No party has been honest about how to cut the budget deficit once our economy is growing. Here is your chance: where will the axe fall?
CATHERINE YELLAND
OXFORD
Vince Cable has spelled out more details of cuts – the Trident programme, baby bonds, next tranche of eurofighter, ID cards and so on – than anyone else. We have spelt out a credible plan for the four or more years it will take to cut the deficit, but it must crucially depend on growth.
If we took Tory advice and cut spending and raised taxes precipitately, growth would stop. Unemployment and benefit spending would rise further. Tax revenue would stall. And the deficit would not shrink but grow. That is what happened during the Tory recovery of the Eighties, when unemployment went on rising for six years after the recovery of output.
Are you proud of your past as a Trotskyite agitator?
ELLIE McDONALD
LIVERPOOL
I'll own up to having been a Labour party member and a revolting teenager when I was a student. But Trotskyite agitator is far too grand!
Given you own seven homes, are you annoyed at Lib Dem proposals for a mansion tax? And aren't you setting a bad example by speculating on property?
JONATHAN BATISTA
BURY
The mansion tax is a great idea, since it is so hard to avoid taxes on property and land. My five rental investments are just my pension fund from my time in the City. I don't speculate: I bought all of them more than 12 years ago before I went into politics.
You wrote books about debt early in your career. Do you feel vindicated by the financial crisis?
PAULA PLUNKETT
NEWPORT
I worked with Vince in the early Eighties on debt, then as our economic spokesman in the European Parliament from 1999 to 2005, and then as Vince's deputy in the Commons, and I completely agreed with his warnings (and made them myself). But that only matters now because getting it right in the past is a sign of good judgement about the future. Labour and the Tories were both slavish followers of free market fashion, and can't be trusted with the economy now.

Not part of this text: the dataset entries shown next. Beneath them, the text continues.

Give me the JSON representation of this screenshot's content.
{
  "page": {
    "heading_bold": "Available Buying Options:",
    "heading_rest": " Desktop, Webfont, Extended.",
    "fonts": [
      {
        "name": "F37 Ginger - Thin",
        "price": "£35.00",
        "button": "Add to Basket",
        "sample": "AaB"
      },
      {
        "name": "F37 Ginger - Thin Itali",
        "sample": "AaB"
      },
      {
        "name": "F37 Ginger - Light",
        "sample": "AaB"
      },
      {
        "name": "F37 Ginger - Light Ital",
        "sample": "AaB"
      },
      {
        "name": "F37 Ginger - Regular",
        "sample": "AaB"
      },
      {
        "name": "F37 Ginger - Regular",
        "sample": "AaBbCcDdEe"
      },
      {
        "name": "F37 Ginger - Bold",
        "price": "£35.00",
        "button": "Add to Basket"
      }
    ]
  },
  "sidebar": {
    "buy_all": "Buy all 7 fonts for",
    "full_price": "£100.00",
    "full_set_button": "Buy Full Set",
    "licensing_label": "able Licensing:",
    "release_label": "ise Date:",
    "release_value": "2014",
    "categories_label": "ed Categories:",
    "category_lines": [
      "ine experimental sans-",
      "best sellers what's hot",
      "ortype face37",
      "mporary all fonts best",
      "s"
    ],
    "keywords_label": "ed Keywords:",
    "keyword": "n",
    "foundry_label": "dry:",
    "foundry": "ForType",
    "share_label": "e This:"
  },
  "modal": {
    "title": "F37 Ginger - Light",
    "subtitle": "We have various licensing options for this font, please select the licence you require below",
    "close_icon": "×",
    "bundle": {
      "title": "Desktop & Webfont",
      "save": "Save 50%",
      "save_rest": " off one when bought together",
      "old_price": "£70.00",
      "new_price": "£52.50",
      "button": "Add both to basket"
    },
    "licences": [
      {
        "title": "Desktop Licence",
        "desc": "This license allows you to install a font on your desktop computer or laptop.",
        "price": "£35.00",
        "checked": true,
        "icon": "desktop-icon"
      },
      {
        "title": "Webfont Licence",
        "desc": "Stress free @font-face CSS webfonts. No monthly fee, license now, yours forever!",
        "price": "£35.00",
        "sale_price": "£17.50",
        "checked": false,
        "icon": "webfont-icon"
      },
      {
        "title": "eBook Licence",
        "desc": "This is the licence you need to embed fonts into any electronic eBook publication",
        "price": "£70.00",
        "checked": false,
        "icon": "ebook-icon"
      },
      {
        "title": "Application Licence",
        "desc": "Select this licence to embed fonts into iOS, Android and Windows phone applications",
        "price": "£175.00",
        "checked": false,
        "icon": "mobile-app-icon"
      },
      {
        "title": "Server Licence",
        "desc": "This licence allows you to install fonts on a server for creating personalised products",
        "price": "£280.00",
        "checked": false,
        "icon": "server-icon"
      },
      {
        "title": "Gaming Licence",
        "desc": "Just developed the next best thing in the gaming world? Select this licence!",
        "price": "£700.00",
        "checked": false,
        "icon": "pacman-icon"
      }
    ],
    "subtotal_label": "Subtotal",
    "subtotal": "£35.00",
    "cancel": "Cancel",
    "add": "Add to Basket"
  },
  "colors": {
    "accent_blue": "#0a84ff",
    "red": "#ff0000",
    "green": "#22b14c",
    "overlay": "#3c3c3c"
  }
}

As an economist do you agree the major cause of the recession was lax monetary policy that pumped money into the economy, creating massive bubbles?
SADIQ ISFAHAN
WOLVERHAMPTON
Up to a point, but in addition those bubbles regularly occur in land and housing markets, which are more important than other asset markets because they affect so many ordinary people.
Much of the story was about new financial instruments – mortgage liberalisation in the Eighties, securitised mortgage lending in the nineties – which should have been regulated.
Vince and I proposed before the bust, for example, that capital requirements should rise in those lenders where mortgage lending was growing particularly rapidly. This would have increased the cost of such irresponsible lending without a general rise in interest rates.
And the land market needs to be reformed so that there is much more responsiveness of supply to rising prices, notably by charging a rate on empty and under-used property. If we sorted out the land and housing market – which has now been an aggravating or principal cause of four terrible recessions in my lifetime – we would be able to have lower interest rates for productive investment, and a higher growth rate.
Who is your best friend in parliament? Nick Clegg?
FEMI OPONG EDINBURGH
Now we are no longer rivals, I certainly count Nick as a friend. But one of the great things about the Lib Dem parliamentary group is that there are lots of great characters whom I am proud to call friends. I don't think I have had any best friends since school!